En réponse à la chronique d’Yves Boisvert, « L’industrie de l’action collective – la suite1 », publiée le 12 mai

Comme survivant des abus des Clercs de Saint-Viateur (CSV) et membre de l’action collective contre eux, j’ai été interpellé par la chronique d’Yves Boisvert intitulée « L’industrie de l’action collective – la suite1 ».

J’ignorais cette face cachée de l’action collective jusqu’à ce que je consulte les sites web de cabinets d’avocats spécialisés dans ce domaine. J’ai été estomaqué de voir qu’on peut y magasiner parmi une multitude d’actions collectives pour des problèmes liés à des objets de consommation courante (capsules de café, téléphones, services financiers, automobiles, électroménagers, etc.). N’importe qui peut s’y inscrire, souvent sans preuves, en espérant recevoir une petite compensation tandis que le cabinet d’avocats recevra de 20 % à 30 % du montant total malgré des risques et des efforts souvent minimes de sa part. Maintenant je comprends mieux le point de vue de M. Boisvert.

Naïvement, je croyais que le mécanisme d’action collective visait simplement à équilibrer les forces en permettant à des gens lésés par une entité ayant de grands moyens juridiques et financiers de se regrouper afin d’obtenir compensation pour des torts majeurs.

C’est pour cette raison que je me suis inscrit à l’action collective contre les CSV. J’admets que j’ai sourcillé en voyant que les honoraires de la firme d’avocats seraient d’un maximum de 25 % du montant de l’entente.

Mais, comme ma motivation n’était pas pécuniaire, j’ai choisi de m’inscrire au recours collectif pour me libérer de ce secret que je portais depuis plus de 65 ans en nommant mes agresseurs et en disant le tort que leurs abus m’ont causé.
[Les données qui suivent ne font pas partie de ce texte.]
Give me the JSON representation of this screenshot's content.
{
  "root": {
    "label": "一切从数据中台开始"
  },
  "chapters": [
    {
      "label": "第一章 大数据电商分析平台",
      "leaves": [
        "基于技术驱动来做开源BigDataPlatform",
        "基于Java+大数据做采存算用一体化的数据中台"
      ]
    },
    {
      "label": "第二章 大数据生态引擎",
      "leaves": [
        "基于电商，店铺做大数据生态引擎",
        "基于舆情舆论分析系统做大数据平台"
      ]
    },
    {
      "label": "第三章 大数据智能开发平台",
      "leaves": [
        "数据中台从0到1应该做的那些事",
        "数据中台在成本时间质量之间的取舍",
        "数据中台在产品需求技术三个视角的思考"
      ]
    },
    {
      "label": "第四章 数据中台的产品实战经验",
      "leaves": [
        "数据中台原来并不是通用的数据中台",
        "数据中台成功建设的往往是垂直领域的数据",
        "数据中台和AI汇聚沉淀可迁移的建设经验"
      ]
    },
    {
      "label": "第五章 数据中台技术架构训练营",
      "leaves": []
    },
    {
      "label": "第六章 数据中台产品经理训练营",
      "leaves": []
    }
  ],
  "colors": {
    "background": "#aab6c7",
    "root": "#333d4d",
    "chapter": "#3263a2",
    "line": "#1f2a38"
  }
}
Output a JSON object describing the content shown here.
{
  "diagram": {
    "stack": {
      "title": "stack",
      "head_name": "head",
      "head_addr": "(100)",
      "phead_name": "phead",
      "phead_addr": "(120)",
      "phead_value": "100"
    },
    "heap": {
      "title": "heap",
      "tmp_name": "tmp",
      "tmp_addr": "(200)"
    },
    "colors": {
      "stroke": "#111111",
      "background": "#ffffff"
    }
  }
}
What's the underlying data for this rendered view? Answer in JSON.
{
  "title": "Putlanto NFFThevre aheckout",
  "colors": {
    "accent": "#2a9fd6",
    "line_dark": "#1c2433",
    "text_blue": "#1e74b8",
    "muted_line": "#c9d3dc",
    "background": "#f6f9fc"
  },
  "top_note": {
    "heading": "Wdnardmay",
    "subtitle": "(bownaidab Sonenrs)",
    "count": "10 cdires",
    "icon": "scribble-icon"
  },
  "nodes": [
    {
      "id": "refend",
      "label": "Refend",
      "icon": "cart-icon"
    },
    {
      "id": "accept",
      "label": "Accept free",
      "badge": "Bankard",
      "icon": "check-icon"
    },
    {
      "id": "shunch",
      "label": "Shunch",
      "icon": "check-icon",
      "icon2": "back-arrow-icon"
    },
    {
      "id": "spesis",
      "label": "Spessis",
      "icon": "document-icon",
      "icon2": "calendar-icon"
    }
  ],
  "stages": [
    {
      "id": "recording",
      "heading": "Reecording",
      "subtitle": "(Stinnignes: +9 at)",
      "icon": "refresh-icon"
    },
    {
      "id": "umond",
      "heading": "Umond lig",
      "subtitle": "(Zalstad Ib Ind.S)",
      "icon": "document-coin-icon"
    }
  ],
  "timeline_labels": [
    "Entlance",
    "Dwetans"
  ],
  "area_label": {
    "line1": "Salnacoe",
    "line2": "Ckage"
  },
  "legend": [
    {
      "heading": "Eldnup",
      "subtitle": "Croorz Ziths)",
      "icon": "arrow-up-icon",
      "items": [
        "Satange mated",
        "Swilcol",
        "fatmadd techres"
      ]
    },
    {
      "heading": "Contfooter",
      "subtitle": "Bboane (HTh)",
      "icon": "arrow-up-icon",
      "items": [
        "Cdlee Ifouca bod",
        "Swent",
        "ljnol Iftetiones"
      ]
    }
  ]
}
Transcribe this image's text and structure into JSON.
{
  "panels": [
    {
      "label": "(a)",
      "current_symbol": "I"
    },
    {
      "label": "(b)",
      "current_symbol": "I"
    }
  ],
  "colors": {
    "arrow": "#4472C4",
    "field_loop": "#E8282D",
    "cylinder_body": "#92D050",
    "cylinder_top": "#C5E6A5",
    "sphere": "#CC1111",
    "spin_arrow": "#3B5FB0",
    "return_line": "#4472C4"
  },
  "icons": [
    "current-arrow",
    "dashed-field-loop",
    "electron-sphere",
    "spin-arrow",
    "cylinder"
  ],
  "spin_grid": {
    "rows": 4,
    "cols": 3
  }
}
J’espérais surtout obtenir des CSV la reconnaissance de leur aveuglement face aux abus commis par les prédateurs sexuels qu’ils abritaient et, possiblement, recevoir une compensation financière pour récupérer une partie des presque 100 000 $ dépensés au fil des ans pour composer avec les séquelles de ce traumatisme.

Je salue le professionnalisme, l’empathie et le dévouement de MVirginie Dufresne-Lemire et de MJustin Wee qui, avec leur équipe, ont piloté ce dossier délicat avec doigté afin d’obtenir assez rapidement un très bon règlement à l'amiable tout en préservant notre anonymat grâce à un mécanisme d’adjudication innovateur et, surtout, avec les excuses des CSV.

Je déplore les interventions du « membre dissident » pour faire invalider la convention d’honoraires même si, comme nous tous, il y avait consenti en se joignant à l’action collective. Ses démarches ont entraîné un retard de plus d’un an pour la conclusion de ce douloureux chapitre de la vie de près de 400 personnes. De plus, par l’entremise des chroniques de M. Boisvert, il a remis en cause l’intégrité de jeunes juristes dévoués à la cause des survivants d’agressions sexuelles et les a exposés à des volées de commentaires haineux.

J’admets que les mécanismes de l’action collective doivent être ajustés pour éviter les abus. Cependant, pour l’instant, ce semble être la seule façon pour les survivants d’abus sexuels par les membres du clergé d’obtenir réparation en disant « moi aussi ! » tout en conservant l’anonymat parce que, comme moi jusqu’à tout récemment, beaucoup n’en ont jamais informé leurs proches.